Economics in Video Games
“For all intents and purposes, this is an economy that has activity equal to a small country in real life,” Guðmundsson says. “There’s nothing ‘virtual’ about this world.”
A recent article in the Washington Post on economics in video games is a great read. The way economists and video game makers can work together is fascinating. It’s a perfect cycle from the digital into the physical as economists can learn from game worlds while game makers can learn from economists. The thing is, as the author points out, the two groups of people don’t always get along.

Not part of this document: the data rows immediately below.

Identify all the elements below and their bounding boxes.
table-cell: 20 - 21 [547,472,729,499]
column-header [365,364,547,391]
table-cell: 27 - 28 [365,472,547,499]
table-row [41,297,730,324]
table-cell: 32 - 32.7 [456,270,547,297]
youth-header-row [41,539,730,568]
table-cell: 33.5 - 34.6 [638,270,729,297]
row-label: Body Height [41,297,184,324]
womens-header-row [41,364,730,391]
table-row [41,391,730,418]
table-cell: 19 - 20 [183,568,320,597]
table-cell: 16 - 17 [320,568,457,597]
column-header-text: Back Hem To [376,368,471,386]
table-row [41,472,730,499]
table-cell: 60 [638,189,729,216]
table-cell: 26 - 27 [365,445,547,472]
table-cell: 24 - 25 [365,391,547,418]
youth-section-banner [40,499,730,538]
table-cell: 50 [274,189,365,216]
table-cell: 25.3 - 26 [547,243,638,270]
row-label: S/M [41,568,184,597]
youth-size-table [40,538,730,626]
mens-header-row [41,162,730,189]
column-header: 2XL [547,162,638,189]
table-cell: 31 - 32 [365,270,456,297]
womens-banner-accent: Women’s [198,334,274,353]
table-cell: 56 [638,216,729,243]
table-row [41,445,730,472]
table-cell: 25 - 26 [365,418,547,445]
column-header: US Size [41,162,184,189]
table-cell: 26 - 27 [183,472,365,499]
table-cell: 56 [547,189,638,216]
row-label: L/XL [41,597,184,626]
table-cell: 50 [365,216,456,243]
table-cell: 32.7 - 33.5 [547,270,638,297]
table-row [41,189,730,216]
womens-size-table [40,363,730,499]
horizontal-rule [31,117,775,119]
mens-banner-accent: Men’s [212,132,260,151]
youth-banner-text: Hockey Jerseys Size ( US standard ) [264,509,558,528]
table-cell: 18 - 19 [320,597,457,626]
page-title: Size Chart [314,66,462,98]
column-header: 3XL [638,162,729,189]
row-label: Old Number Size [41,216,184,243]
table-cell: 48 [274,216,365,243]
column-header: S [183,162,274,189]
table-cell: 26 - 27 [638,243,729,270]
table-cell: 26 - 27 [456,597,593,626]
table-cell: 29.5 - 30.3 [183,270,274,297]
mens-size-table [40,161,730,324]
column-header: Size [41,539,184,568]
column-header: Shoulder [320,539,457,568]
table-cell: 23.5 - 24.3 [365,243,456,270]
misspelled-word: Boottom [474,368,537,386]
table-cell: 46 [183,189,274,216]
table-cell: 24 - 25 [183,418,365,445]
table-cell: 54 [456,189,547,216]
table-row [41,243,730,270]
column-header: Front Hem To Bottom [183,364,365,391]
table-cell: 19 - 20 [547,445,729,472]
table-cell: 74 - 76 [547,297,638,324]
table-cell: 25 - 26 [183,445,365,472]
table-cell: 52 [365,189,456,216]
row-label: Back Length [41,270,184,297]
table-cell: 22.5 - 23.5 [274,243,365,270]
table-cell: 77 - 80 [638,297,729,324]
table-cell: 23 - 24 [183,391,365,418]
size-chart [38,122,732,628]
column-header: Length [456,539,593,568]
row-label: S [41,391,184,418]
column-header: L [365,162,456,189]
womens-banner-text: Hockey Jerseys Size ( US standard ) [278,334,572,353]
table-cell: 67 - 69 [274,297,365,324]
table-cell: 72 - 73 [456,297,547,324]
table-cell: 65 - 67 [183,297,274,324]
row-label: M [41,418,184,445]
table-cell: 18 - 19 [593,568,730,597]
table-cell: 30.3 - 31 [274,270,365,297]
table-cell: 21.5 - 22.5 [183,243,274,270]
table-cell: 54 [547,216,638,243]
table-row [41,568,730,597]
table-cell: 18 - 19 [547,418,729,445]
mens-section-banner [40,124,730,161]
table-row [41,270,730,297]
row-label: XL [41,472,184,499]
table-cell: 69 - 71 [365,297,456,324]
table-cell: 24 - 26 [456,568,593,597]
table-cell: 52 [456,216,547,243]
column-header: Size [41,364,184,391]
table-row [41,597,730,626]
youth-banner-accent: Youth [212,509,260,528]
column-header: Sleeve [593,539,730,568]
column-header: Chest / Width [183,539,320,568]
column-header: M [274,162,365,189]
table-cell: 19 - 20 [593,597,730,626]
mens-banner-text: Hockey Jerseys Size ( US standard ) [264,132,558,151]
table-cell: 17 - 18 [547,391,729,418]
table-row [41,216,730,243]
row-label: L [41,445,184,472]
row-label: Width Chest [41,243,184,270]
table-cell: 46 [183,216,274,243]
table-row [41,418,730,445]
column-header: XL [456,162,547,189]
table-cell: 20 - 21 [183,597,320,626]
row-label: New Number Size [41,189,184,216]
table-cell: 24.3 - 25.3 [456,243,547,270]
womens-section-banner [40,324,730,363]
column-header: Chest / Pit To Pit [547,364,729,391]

Some companies like EVE, Valve, and ArenaNet have already hired economists as these companies have realised the importance of in-game economies. I’m often shocked when I see things like how smaller companies can really mess up their business plan because they don’t know basic economic theory (although the Wired article is on freemium, you get the idea).
In Eve Online, Guðmundsson oversees an economy that can fluctuate wildly — he says it expanded 42 percent between February 2011 and February 2012, then contracted 15 percent by the summer. His team will periodically have to address imbalances in the money supply. For instance, they can curb inflation by introducing a new type of weapon, say, to absorb virtual currency — not unlike the way a central bank might sell bonds to shrink the money supply. (In theory, Eve Online’s currency has real-world value — the highest-level spaceships, the Titans, are worth the equivalent of $5,000 to $8,000.)

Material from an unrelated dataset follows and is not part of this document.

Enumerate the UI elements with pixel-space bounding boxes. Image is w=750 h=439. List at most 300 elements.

“We’ve even seen large alliances trying to manipulate aspects of the market to control the supply and affect prices,” Guðmundsson says. “It’s a lot like OPEC.”
One of the great things is that the in the digital world a lot more can be recorded than in the physical world. As a result, economists can perform more detailed analysis to help our understanding of both virtual and physical economies.
“In real life, if you want to know what’s happening with car sales, you might call up a handful of car dealerships and ask what their sales are like this month,” says Dmitri Williams, a researcher at the University of Southern California. “In a virtual world, you just know everything. There’s no sampling, there’s no error. It’s perfect information.”